Python API¶

All public symbols are importable directly from databricks_access_audit.

from databricks_access_audit import create_client, PrincipalAuditor, ...

Client factory¶

`create_client(...) → AuditClient`¶

from databricks_access_audit import create_client

client = create_client(
    cloud="azure",            # "azure" | "aws" | "gcp"
    client_id="...",
    client_secret="...",
    account_id="...",
    prefer_sdk=True,          # use databricks-sdk when available (default True)
    max_retries=5,
    base_delay=1.0,
    max_delay=60.0,
)

Returns a DatabricksSDKClient when databricks-sdk is installed and prefer_sdk=True, otherwise a DatabricksAPIClient (raw HTTP).

Group audit¶

`GroupMembershipResolver`¶

Resolves a group and its full nested membership tree.

from databricks_access_audit import GroupMembershipResolver

resolver = GroupMembershipResolver(client)
group_node = resolver.resolve_group("data-engineers")
members = resolver.get_all_members_flat(group_node)
# members = {"users": [GroupMember, ...], "service_principals": [GroupMember, ...]}

`CatalogPermissionScanner`¶

Scans catalog-level Unity Catalog grants across all workspaces.

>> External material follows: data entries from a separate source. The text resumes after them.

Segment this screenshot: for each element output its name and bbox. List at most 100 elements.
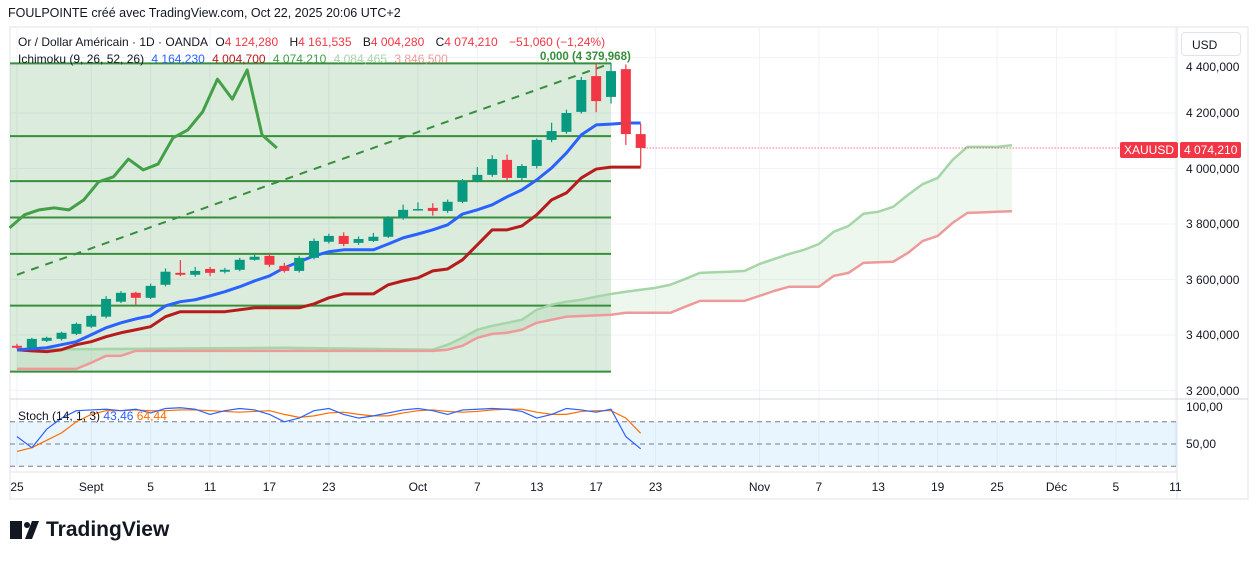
candle-body	[309, 240, 319, 258]
time-axis-label: 19	[931, 480, 945, 494]
stoch-legend: Stoch (14, 1, 3) 43,46 64,44	[18, 409, 167, 423]
tradingview-logo-icon	[10, 521, 39, 539]
time-axis-label: 11	[1169, 480, 1182, 494]
time-axis-label: 17	[589, 480, 603, 494]
candle-body	[101, 298, 112, 317]
high-value: 4 161,535	[298, 35, 352, 49]
close-value: 4 074,210	[444, 35, 498, 49]
candle-body	[219, 269, 230, 272]
candle-body	[546, 131, 557, 140]
last-price-tag: 4 074,210	[1180, 142, 1242, 158]
candle-body	[12, 345, 22, 348]
span-b-line	[17, 209, 1012, 371]
candle-body	[635, 134, 646, 148]
candle-body	[472, 174, 483, 181]
time-axis-label: Déc	[1045, 480, 1068, 494]
high-label: H	[289, 35, 299, 49]
time-axis-label: 23	[648, 480, 663, 494]
tradingview-logo-text: TradingView	[46, 518, 170, 541]
time-axis-label: 7	[474, 480, 481, 494]
price-axis-label: 4 400,000	[1186, 60, 1240, 74]
candle-body	[86, 315, 97, 327]
stoch-axis-50: 50,00	[1186, 437, 1217, 451]
span-b-value: 3 846,500	[394, 52, 448, 66]
time-axis-label: 23	[322, 480, 336, 494]
price-axis-label: 3 600,000	[1186, 272, 1240, 287]
kijun-value: 4 004,700	[212, 52, 266, 66]
symbol-legend: Or / Dollar Américain · 1D · OANDA O4 12…	[18, 35, 609, 49]
time-axis-label: 5	[1112, 480, 1120, 494]
candle-body	[205, 268, 216, 273]
currency-button[interactable]: USD	[1181, 32, 1241, 56]
candle-body	[160, 271, 171, 285]
candle-body	[294, 257, 305, 271]
time-axis-label: 17	[262, 480, 277, 494]
change-value: −51,060 (−1,24%)	[509, 35, 606, 49]
time-axis-label: Oct	[408, 480, 428, 494]
time-axis-label: 13	[871, 480, 885, 494]
low-label: B	[362, 35, 371, 49]
candle-body	[531, 139, 542, 167]
tenkan-line	[16, 121, 641, 352]
fib-level-label: 0,000 (4 379,968)	[540, 51, 631, 63]
candle-body	[442, 201, 453, 211]
candle-body	[412, 209, 423, 211]
stoch-k-line	[16, 407, 642, 450]
price-axis-label: 4 000,000	[1186, 161, 1240, 176]
candle-body	[383, 217, 394, 237]
candle-body	[175, 272, 186, 275]
candle-body	[398, 209, 409, 218]
candle-body	[71, 323, 82, 334]
candle-body	[190, 270, 201, 275]
stoch-label[interactable]: Stoch (14, 1, 3)	[18, 409, 101, 423]
candle-body	[457, 180, 468, 202]
time-axis-label: 13	[530, 480, 544, 494]
candle-body	[353, 238, 364, 243]
candle-body	[145, 285, 156, 298]
candle-body	[279, 265, 290, 271]
candle-body	[561, 113, 572, 132]
candle-body	[41, 337, 52, 341]
span-a-line	[16, 143, 1013, 351]
candle-body	[487, 159, 498, 175]
candle-body	[516, 166, 527, 178]
price-axis-label: 3 400,000	[1186, 328, 1240, 342]
chart-credit: FOULPOINTE créé avec TradingView.com, Oc…	[8, 6, 401, 20]
candle-body	[427, 207, 438, 211]
candle-body	[264, 255, 275, 265]
candle-body	[502, 159, 513, 178]
trend-line	[16, 62, 612, 276]
time-axis-label: 7	[815, 480, 823, 494]
time-axis-label: Nov	[748, 480, 771, 494]
candle-body	[56, 332, 67, 339]
candle-body	[234, 259, 245, 270]
candle-body	[249, 256, 260, 260]
tradingview-logo[interactable]: TradingView	[10, 518, 169, 542]
candle-body	[368, 236, 379, 241]
chikou-line	[8, 68, 278, 230]
span-a-value: 4 084,465	[333, 52, 388, 66]
time-axis-label: 11	[203, 480, 217, 494]
chikou-value: 4 074,210	[272, 52, 327, 66]
tenkan-value: 4 164,230	[151, 52, 205, 66]
candle-body	[591, 76, 602, 102]
candle-body	[338, 235, 349, 244]
chart-frame	[9, 26, 1249, 500]
kijun-line	[16, 165, 641, 354]
symbol-name[interactable]: Or / Dollar Américain · 1D · OANDA	[18, 35, 209, 49]
open-value: 4 124,280	[224, 35, 279, 49]
close-label: C	[435, 35, 445, 49]
price-axis-label: 3 200,000	[1186, 383, 1240, 398]
open-label: O	[215, 35, 225, 49]
candle-body	[130, 292, 141, 298]
candle-body	[576, 79, 587, 112]
ichimoku-legend: Ichimoku (9, 26, 52, 26) 4 164,230 4 004…	[18, 52, 452, 66]
candle-body	[323, 235, 334, 242]
stoch-axis-100: 100,00	[1186, 400, 1223, 414]
ichimoku-label[interactable]: Ichimoku (9, 26, 52, 26)	[18, 52, 145, 66]
stoch-k-value: 43,46	[103, 409, 134, 423]
time-axis-label: 25	[990, 480, 1004, 494]
price-axis-label: 3 800,000	[1186, 217, 1240, 231]
symbol-price-tag: XAUUSD	[1120, 142, 1179, 158]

from databricks_access_audit import CatalogPermissionScanner, WorkspaceDiscovery

ws_disc = WorkspaceDiscovery(client, cloud_provider="azure")
workspaces = ws_disc.discover()

scanner = CatalogPermissionScanner(client, resolver)
catalog_grants = scanner.scan_all_workspaces(
    workspaces, "data-engineers", group_node, members, max_workers=8
)
# Returns List[CatalogGrant]

`SchemaPermissionScanner` / `TablePermissionScanner` / `VolumePermissionScanner`¶

from databricks_access_audit import (
    SchemaPermissionScanner,
    TablePermissionScanner,
    VolumePermissionScanner,
    WorkspaceInfo,
)

sch_scanner = SchemaPermissionScanner(client)
schema_grants = sch_scanner.scan_schemas(workspace, catalog_name, group_name, members, upstream)

tbl_scanner = TablePermissionScanner(client)
table_grants = tbl_scanner.scan_tables(workspace, catalog_name, schema_name, group_name, members, upstream)

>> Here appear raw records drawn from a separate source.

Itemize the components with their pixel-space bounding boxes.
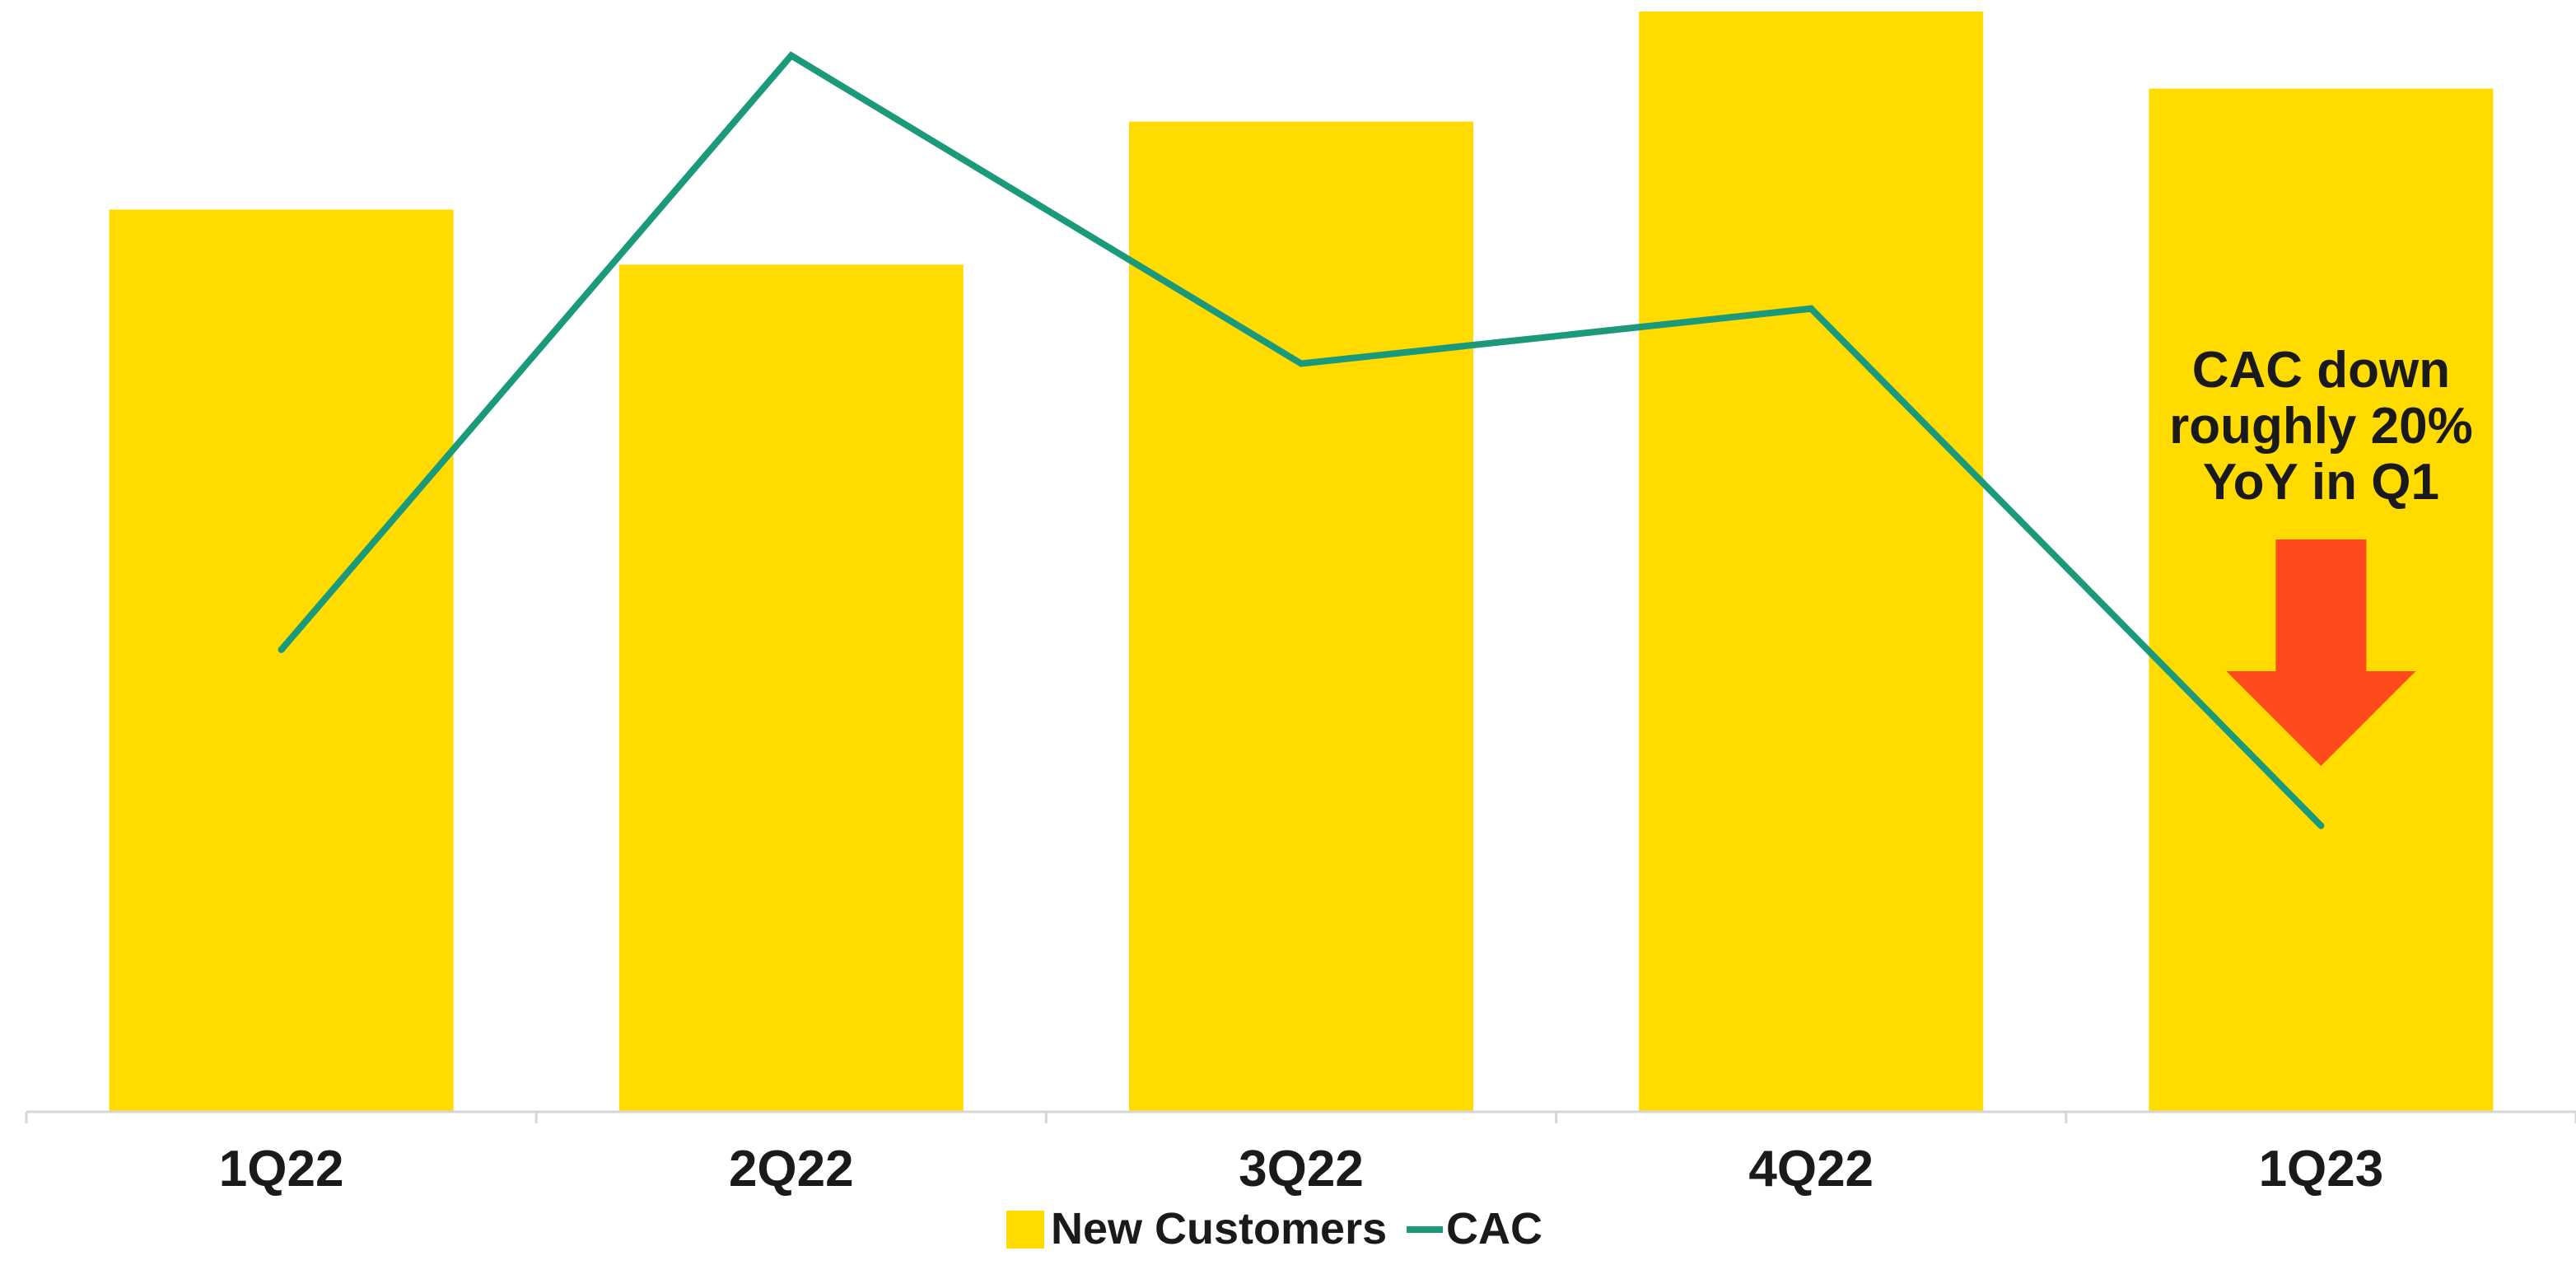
bar-4Q22 [1639,12,1984,1112]
down-arrow-icon [2226,539,2416,766]
legend-swatch-new-customers [1006,1211,1044,1249]
x-tick-label: 4Q22 [1748,1141,1874,1197]
x-tick-label: 1Q22 [219,1141,344,1197]
cac-line-layer [278,51,2325,829]
legend-label-new-customers: New Customers [1051,1204,1387,1253]
cac-point-3Q22 [1298,360,1304,367]
x-tick-label: 3Q22 [1239,1141,1364,1197]
bar-3Q22 [1129,121,1473,1113]
annotation-text-line: CAC down [2192,342,2450,399]
x-tick-label: 1Q23 [2259,1141,2384,1197]
cac-point-1Q23 [2317,822,2325,829]
annotation-text-line: roughly 20% [2169,398,2473,455]
x-axis: 1Q22 2Q22 3Q22 4Q22 1Q23 [25,1110,2576,1197]
annotation-text-line: YoY in Q1 [2203,454,2439,511]
cac-point-1Q22 [278,646,285,653]
cac-point-4Q22 [1808,305,1815,312]
bars-layer [109,12,2494,1113]
cac-point-2Q22 [787,52,795,59]
legend-label-cac: CAC [1446,1204,1542,1253]
bar-2Q22 [618,264,964,1112]
legend: New Customers CAC [1006,1204,1542,1253]
x-tick-label: 2Q22 [729,1141,854,1197]
bar-1Q22 [109,209,454,1113]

vol_scanner = VolumePermissionScanner(client)
volume_grants = vol_scanner.scan_volumes(workspace, catalog_name, schema_name, group_name, members, upstream)
# Returns List[VolumeGrant]

When using both scan_tables and scan_volumes, enumerate schemas once and pass the same (catalog, schema) pairs to both scanners to avoid double API calls.

`RedundancyDetector`¶

Compares member-direct grants against the group's effective privileges.

from databricks_access_audit import RedundancyDetector

detector = RedundancyDetector()
redundancy = detector.detect_redundancy(catalog_grants, "data-engineers")
# Returns List[RedundancyResult]

`RevokeScriptGenerator`¶

Generates REVOKE SQL for redundant grants.

from databricks_access_audit import RevokeScriptGenerator

sql = RevokeScriptGenerator.generate(redundancy, include_partial=True)
print(sql)

Principal audit¶

`PrincipalAuditor`¶

Resolves every workspace and UC permission reachable by a principal.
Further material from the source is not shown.